Insieme all’IRCCS hanno preso parte al progetto l’Istituto Superiore di Sanità e l’AUSL di Modena: queste tre strutture, grazie al supporto finanziario della Fondazione CARIPLO e dello stesso IRCCS Fatebenefratelli, hanno commissionato alla Doxa (nota società di ricerche sociali e di mercato) lo svolgimento dell’indagine.

Il progetto ha coinvolto un campione rappresentativo dell’intera popolazione italiana comprendente 10.013 persone in età compresa tra 18 e 70 anni, a cui è stato chiesto di compilare online la versione italiana del questionario sviluppato dall’OMS. La somministrazione delle interviste è avvenuta tramite 4 rilevazioni nei mesi compresi tra Gennaio e Maggio 2021.

L’obiettivo dello studio è di raccogliere informazioni sulla percezione del rischio, sulle conoscenze esistenti, sulle fonti di informazioni considerate attendibili, e sui comportamenti individuali relativi alle misure preventive decise dalle autorità nazionali e regionali, quali uso di mascherine, distanziamento fisico, chiusura temporanea di locali, ecc.
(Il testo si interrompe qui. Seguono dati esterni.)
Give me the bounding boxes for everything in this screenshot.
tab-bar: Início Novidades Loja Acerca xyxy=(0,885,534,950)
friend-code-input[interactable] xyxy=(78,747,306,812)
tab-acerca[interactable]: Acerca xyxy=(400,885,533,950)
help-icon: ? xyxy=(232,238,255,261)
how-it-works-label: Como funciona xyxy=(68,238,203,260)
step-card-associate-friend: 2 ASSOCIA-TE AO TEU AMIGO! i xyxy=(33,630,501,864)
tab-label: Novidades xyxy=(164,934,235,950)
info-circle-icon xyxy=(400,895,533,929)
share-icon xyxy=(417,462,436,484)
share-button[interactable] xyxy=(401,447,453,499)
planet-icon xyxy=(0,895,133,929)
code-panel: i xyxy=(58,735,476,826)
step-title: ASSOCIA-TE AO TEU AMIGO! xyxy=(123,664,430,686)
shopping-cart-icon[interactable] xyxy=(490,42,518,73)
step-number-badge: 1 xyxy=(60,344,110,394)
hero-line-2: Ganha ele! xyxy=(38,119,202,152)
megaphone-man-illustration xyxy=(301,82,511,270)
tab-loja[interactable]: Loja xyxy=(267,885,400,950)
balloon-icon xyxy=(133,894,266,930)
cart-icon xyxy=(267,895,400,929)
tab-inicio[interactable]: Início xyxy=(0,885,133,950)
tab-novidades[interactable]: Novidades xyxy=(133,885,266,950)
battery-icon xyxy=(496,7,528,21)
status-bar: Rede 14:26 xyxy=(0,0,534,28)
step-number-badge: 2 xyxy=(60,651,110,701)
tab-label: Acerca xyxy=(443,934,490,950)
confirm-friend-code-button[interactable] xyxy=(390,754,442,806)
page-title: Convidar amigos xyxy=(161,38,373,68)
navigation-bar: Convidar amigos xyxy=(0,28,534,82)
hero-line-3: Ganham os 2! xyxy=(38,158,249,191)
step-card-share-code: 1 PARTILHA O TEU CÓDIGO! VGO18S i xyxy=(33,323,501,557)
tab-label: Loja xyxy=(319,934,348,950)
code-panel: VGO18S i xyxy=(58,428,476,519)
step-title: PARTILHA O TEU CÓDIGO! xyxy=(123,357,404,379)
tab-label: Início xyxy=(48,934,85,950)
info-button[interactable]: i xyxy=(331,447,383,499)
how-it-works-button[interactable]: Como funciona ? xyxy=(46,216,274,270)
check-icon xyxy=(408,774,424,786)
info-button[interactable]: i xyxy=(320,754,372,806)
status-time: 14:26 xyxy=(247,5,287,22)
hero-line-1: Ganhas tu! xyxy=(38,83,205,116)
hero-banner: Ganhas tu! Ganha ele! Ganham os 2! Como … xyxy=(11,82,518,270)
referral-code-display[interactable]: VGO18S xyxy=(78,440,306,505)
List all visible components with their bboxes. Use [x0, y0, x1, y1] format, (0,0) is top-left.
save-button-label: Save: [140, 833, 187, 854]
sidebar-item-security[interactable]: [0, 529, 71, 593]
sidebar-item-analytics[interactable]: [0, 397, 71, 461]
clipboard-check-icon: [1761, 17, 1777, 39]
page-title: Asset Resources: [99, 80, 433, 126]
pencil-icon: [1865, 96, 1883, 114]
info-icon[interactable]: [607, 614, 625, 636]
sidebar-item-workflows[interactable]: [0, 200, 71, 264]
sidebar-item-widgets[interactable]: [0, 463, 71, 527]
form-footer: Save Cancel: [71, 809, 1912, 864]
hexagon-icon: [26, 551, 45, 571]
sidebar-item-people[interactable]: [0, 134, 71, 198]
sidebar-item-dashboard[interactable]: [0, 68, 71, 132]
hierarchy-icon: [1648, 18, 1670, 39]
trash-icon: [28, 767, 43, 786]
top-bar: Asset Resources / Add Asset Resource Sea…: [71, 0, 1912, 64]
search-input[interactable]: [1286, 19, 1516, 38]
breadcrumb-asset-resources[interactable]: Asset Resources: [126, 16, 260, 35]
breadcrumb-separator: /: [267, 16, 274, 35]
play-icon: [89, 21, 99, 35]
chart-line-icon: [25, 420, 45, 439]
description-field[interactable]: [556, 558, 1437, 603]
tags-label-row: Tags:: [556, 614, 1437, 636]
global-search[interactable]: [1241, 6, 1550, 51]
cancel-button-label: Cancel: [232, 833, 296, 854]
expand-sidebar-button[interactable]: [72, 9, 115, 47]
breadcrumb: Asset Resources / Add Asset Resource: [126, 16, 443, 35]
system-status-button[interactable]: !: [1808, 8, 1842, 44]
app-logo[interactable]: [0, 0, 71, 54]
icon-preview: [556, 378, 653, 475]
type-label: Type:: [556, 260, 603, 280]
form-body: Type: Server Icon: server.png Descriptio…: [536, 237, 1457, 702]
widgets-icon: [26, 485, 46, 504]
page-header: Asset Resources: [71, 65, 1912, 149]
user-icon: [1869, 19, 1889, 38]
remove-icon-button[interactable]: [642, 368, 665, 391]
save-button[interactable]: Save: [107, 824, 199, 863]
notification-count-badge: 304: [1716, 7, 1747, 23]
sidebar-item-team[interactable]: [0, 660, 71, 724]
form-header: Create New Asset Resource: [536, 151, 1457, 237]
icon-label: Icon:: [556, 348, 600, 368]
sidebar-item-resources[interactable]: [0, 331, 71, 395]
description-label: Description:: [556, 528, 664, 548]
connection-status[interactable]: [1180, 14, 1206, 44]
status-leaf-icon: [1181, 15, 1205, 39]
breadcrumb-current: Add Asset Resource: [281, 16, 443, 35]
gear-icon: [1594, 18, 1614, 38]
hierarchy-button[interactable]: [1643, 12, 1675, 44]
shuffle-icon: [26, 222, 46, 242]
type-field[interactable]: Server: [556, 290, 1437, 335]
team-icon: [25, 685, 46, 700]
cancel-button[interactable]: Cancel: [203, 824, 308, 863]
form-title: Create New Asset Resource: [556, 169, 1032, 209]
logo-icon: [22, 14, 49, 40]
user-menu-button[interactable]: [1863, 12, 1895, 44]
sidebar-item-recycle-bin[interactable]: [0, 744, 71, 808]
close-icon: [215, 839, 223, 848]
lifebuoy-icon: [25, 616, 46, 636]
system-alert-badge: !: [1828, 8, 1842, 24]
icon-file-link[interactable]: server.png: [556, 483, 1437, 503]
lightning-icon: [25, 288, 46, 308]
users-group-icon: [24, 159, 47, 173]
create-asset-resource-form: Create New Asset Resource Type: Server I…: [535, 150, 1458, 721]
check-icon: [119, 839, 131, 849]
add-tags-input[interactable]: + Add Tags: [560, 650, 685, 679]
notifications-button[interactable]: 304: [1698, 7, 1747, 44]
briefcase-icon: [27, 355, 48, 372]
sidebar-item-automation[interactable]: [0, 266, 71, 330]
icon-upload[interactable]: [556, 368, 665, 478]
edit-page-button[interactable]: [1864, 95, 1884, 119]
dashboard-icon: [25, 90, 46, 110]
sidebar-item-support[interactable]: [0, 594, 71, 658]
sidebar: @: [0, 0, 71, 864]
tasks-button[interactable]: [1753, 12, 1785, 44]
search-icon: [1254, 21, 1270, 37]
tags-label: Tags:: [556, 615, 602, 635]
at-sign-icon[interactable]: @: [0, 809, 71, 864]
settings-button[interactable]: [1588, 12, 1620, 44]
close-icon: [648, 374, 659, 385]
La pandemia ha mostrato con chiarezza come l’elemento decisivo per contrastare la diffusione di un virus sia il comportamento individuale di ciascuno: per questo in tutto il mondo sono state introdotte misure restrittive, che sono in rapida e costante evoluzione al fine di ridurre il contagio.

Tuttavia, i comportamenti individuali che vengono adottati in queste situazioni sono spesso determinati non dal rischio di contagio in sé, ma dalla percezione individuale di tale rischio, che può essere molto differente in rapporto a variabili individuali e collettive. Tali percezioni si modificano in rapporto ai cambiamenti che intervengono nel corso della pandemia, così come in relazione alle informazioni veicolate dai media. L’informazione riveste pertanto un ruolo chiave nelle situazioni di emergenza, e spesso l’eccessiva quantità di informazioni circolanti rende molto problematico al cittadino di orientarsi a causa della difficoltà di individuare fonti affidabili.

La prima analisi condotta sul gran numero di dati raccolti ha riguardato i comportamenti nei confronti dei vaccini. I dati raccolti hanno messo in luce che una propensione ad accettare il vaccino per il SARS-COV-2 è associata alle seguenti variabili: un’età più avanzata, una maggiore scolarità, l’essere un operatore sanitario, la presenza di problemi cronici di salute, una maggiore percezione del rischio esistente, la condivisione delle politiche di sanità pubblica attuate nel corso della pandemia e la fiducia vero le istituzioni e le fonti di informazione di tipo sanitario (in opposizione invece alla priorità assegnata ai media ed ai social media).

È stato anche indagato, con uno specifico questionario, largamente utilizzato a livello internazionale, il benessere individuale: il 54% degli intervistati ha riferito una condizione di scarso benessere psicologico, e questo dato potrebbe, almeno in parte, essere ascritto ai cambiamenti prodotti dalla pandemia, tra cui vanno comprese anche le difficoltà economiche insorte in tanti nuclei familiari.

Risulta quindi evidente come, in un momento storico complesso e gravoso come quello che stiamo attraversando, comprendere bene il contesto nel quale i cittadini e le intere comunità rispondono ad un evento eccezionale, come è una pandemia, ed alle misure governative messe in atto per contrastarla è essenziale al fine di attuare misure più appropriate ed efficaci. Per maggiori informazioni è possibile consultare il sito www.studiocovidoms.it.